Her father’s eyes narrowed on her further. ‘There’s certainly no love lost between you two, is there?’
‘Oh, I wouldn’t go so far as to say that. We’ve hardly spoken two words to each other in the past ten years. But he was a nasty piece of goods at school, and I see no reason to believe he’s changed. I would imagine that as a man he’s just as disagreeable.’
Amber had actually run into him several times during the three years since her return home. A couple of times in the main street but mostly in church, at Easter and Christmas. Not this last Christmas, however.

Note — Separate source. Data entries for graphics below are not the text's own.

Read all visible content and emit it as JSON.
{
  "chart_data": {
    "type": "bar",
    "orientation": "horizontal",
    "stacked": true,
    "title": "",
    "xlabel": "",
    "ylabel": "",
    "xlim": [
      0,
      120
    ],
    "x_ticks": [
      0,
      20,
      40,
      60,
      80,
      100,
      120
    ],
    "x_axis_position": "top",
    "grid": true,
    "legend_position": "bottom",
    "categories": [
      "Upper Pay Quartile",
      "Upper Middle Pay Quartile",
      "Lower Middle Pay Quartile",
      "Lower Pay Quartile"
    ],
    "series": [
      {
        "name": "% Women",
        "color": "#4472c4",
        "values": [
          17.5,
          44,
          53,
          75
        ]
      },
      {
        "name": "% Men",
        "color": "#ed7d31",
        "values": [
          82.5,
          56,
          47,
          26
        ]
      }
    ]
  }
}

She’d known, before his grandmother had told her, that Ben hadn’t come home last Christmas. She’d looked for him at the church service. And missed him, she realised all of a sudden. Perverse, when on each previous occasion he’d reduced their encounters to nothing but a distantly cool nod, or a chillingly polite, hell, Amber.‘
‘Disagreeable or not,’ her father snapped, ‘you’ll have to deal with him if you want to build that complex.’
‘We’ll see, Dad,’ she said, trying not to sound as rattled as she was suddenly feeling. ‘We’ll see.’